4/21/13

An enemy combatant

Some of the GOP Congresscritters are wanting to have Dzhokhar Tsarnaev declared an enemy combatant. That means that Dzhokhar Tsarnaev can be detained, denied the rights inherent in US citizenship.

Those GOP Congresscritters are Lindsay Graham, John McCain, and Kelly Ayotte.

But like it or not, Dzhokhar Tsarnaev is in fact a US citizen.

The 'enemy combatant' thing is really blurry, but one thing is clear - it has heretofore not been a status applied against a US citizen for crimes committed on US soil.

Following a number of court cases and rulings, we find this definition of 'enemy combatant' in the 2004 Rules for Combat Status Tribunals:

‘Enemy combatant’ shall mean an individual who was part of or supporting Taliban or al Qaeda forces, or associated forces that are engaged in hostilities against the United States or its coalition partners. This includes any person who has committed belligerent act or has directly supported hostilities in aid of enemy combat forces.

Tsarnaev so far does not meet any of the requirements of that definition. So far, Tsarnaev has committed murder and felonious assaults against a number of people, within the state of Massachusetts.

It may come to pass that there is a direct link between Tsarnaev and some external 'enemy combat forces,' but so far it isn't there.

Then we have 'lawful enemy combatants' and 'unlawful enemy combatants.' These are defined by the Military Commissions Act of 2006:

 "The term 'unlawful enemy combatant' means —
        (i) a person who has engaged in hostilities or who has purposefully and materially supported hostilities against the United States or its co-belligerents who is not a lawful enemy combatant (including a person who is part of the Taliban, al-Qaida, or associated forces); or
        (ii) a person who, before, on, or after the date of the enactment of the Military Commissions Act of 2006, has been determined to be an unlawful enemy combatant by a Combatant Status Review Tribunal or another competent tribunal established under the authority of the President or the Secretary of Defense."

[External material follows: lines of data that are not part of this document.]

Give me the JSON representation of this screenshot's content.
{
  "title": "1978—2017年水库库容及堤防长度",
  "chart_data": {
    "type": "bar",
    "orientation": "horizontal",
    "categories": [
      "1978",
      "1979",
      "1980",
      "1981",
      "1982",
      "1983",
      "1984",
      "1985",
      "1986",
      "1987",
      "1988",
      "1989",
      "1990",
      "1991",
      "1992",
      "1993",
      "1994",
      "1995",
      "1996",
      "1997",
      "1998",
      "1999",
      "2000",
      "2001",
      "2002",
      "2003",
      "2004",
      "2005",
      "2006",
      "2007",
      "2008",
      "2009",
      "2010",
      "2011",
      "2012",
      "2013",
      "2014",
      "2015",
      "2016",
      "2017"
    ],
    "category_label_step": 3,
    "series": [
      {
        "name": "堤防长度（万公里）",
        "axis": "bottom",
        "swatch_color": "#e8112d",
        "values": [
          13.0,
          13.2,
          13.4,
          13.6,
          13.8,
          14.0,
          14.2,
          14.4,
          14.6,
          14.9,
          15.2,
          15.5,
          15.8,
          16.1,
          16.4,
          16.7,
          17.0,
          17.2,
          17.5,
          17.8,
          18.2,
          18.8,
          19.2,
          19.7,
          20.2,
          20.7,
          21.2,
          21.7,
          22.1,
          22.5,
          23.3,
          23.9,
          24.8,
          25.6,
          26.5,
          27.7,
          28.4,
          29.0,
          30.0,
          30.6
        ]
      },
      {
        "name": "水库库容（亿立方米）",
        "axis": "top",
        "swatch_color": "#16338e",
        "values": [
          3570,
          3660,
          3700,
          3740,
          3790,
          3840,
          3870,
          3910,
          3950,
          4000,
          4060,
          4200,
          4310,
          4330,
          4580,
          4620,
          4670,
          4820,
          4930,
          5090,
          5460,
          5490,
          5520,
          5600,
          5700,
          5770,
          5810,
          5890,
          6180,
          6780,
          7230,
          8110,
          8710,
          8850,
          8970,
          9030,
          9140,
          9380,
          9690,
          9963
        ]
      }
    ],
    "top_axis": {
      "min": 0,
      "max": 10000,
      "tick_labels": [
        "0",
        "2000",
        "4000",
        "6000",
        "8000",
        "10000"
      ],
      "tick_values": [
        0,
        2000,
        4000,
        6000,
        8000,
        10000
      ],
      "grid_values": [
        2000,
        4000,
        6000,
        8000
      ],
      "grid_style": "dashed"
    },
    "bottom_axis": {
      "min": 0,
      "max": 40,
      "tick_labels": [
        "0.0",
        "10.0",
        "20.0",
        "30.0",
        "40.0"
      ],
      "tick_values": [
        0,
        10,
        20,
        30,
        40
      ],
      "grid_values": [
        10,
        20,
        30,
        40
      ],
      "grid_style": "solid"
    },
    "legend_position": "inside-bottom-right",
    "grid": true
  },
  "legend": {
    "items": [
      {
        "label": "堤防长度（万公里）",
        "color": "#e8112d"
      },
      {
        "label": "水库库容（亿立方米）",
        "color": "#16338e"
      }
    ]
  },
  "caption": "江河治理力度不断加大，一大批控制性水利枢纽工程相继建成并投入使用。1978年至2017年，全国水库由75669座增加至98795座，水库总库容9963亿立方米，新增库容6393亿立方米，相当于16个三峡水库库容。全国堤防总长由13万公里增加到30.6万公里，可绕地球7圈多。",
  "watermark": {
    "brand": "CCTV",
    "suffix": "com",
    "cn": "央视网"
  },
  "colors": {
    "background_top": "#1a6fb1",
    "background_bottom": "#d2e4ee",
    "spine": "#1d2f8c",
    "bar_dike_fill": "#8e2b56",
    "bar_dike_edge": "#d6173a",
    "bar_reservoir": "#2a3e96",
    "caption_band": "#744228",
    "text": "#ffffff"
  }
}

    "The term 'lawful enemy combatant' means a person who is —
        (A) a member of the regular forces of a State party engaged in hostilities against the United States;
        (B) a member of a militia, volunteer corps, or organized resistance movement belonging to a State party engaged in such hostilities, which are under responsible command, wear a fixed distinctive sign recognizable at a distance, carry their arms openly, and abide by the law of war; or
        (C) a member of a regular armed force who professes allegiance to a government engaged in such hostilities, but not recognized by the United States."


But after that, we have Boumediene v. Bush, 553 U.S. 723 (2008). That's the one in which the US Supreme Court held that the Military Commissions Act was unconstitutional in that it restricted or denied detainees' use of habeas corpus and access to the federal court system. In that case, the court ruled that detainees could have access to the federal courts, and could submit petitions of habeas corpus, and restored the protection of the Constitution.

The Military Commissions Act was amended in 2009 to reflect the findings in Boumediene v. Bush. Nonetheless, the ACLU noted that the act still falls short of providing the protections of the Constitution.

You can say what you wish about the ACLU, but consider that we now have at least three US senators calling for  a US citizen, who has committed crimes on US soil (let's skip the 'allegedly'), to be essentially denied those Constitutional rights.

How does Tsarnaev's citizenship status affect all this? So far, I have not heard any sensible discussion on that.What I am hearing is three US senators - Republicans - calling for a declaration before the blood at the various crime scenes has even congealed. Aren't these the guys who have done so much complaining about 'knee jerk' emotional reactions by the Obmananians?

These people need to get a grip. Tsarnaev isn't going anywhere. A knee-jerk reaction here can easily lead to policies and practices that assault our Constitutional rights far more than ill-conceived background checks for gun sales.

I believe our criminal justice system is well-suited for handling Tsarnaev as it stands. Our 'tribunal' of senators needs to get a collective grip, and put their jackboots away.